DeWolf doesn’t censor himself, and the show is an extension of that. "In some respects, it was just a defiant middle finger to everyone of these other shows that were like ‘Minds Open’ or like 'The Lyrical Corner.’ These sort of bookstore poetry readings that I just loathed. So I started it as revenge.” Revenge, he says, for open mics that couldn’t handle his explicit style of poetry.
“Basically every open mic in my hometown banned me and they kicked me out and my last show I threw a chair at the host. And I vowed that I would make a show that would dwarf all of theirs,” DeWolf says.
So DeWolf created a venue where he and other audacious artists could perform freely.
“Every religion needs its church, every art form need its venue. Every painter needs a gallery and 'Tourettes' sort of became a clubhouse for all these different divergent talents and performances.”
DeWolf says the surprising mix of creative forms often produces inspiration and connections among audience members and performers alike.
“'Tourettes' is sort of like a laboratory. That's kind of the way I view it. It’s a lab. I take all these chemicals and I throw them together and I see what happens. You know, for some people it just means a one night stand and a hangover. For other people they make creative alliances that are going to extend throughout the rest of their life.”
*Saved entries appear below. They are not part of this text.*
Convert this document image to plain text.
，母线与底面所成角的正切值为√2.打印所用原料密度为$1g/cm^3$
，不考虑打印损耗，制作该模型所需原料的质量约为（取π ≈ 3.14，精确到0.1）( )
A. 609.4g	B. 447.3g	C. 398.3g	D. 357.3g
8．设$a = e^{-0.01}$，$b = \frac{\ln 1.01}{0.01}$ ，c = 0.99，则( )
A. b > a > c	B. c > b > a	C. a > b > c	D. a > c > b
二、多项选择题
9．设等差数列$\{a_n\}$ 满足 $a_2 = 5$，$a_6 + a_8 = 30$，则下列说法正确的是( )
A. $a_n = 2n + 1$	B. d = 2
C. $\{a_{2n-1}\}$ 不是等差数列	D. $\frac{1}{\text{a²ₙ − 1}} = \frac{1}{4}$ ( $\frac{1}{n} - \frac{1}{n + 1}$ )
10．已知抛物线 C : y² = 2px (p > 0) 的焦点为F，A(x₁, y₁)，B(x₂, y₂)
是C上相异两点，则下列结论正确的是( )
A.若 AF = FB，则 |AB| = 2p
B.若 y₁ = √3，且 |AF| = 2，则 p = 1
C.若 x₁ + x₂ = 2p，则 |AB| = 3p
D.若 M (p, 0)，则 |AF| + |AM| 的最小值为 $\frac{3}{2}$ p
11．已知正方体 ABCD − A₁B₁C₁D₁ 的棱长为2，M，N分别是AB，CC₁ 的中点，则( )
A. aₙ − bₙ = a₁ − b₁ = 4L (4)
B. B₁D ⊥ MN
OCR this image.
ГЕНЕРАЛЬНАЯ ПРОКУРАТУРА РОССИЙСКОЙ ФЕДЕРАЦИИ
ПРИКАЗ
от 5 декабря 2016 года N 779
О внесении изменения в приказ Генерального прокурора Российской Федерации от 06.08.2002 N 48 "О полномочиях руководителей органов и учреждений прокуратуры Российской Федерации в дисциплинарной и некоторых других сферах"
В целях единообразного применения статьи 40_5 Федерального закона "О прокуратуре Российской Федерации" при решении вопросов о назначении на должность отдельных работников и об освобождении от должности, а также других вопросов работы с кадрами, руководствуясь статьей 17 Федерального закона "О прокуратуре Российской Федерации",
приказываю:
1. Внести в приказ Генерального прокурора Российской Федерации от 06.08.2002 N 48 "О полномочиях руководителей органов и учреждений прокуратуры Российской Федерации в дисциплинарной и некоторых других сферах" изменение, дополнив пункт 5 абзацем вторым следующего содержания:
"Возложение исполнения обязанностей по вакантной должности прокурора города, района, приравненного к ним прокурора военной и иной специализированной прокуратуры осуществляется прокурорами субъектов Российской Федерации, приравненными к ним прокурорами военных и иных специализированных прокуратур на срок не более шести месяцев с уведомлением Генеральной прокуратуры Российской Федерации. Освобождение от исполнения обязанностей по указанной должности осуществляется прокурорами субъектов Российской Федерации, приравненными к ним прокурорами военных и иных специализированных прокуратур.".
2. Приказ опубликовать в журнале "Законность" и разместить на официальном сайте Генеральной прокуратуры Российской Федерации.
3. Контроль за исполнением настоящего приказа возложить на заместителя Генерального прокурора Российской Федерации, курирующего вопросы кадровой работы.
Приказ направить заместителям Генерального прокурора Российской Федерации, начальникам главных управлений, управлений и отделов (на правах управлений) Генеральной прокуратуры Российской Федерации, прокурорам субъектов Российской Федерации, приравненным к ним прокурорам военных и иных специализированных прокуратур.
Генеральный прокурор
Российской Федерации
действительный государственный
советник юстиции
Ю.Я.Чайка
The thing about this show is that while you can be a passive observer, you most likely won’t be. Audience members often become participants, performers and judges. Keeping the roles open means the line between audience and performer is blurred.
“It makes everybody realize that anybody can be on that stage. There is no reason why you shouldn’t be,” says DeWolf.
This transforms the experience for the audience and informs how they relate to performance and to art, he says.
“I think that it redefines underground art for a lot of people. I think that it redefines what is comedy, what is funny, what is poetry, what is high art, what is low art. I think that it shows people the diversity of crowds —that you don't have to come from one scene. You can come from any scene and people are hungry for it. And that all these elements can be thrown together and can coexist happily.”
And tonight," Tourettes Without Regrets" stands as a symbol of 10 years of open expression, and no one in the crowd or on stage is stopping yet.
This piece originally aired in 2010.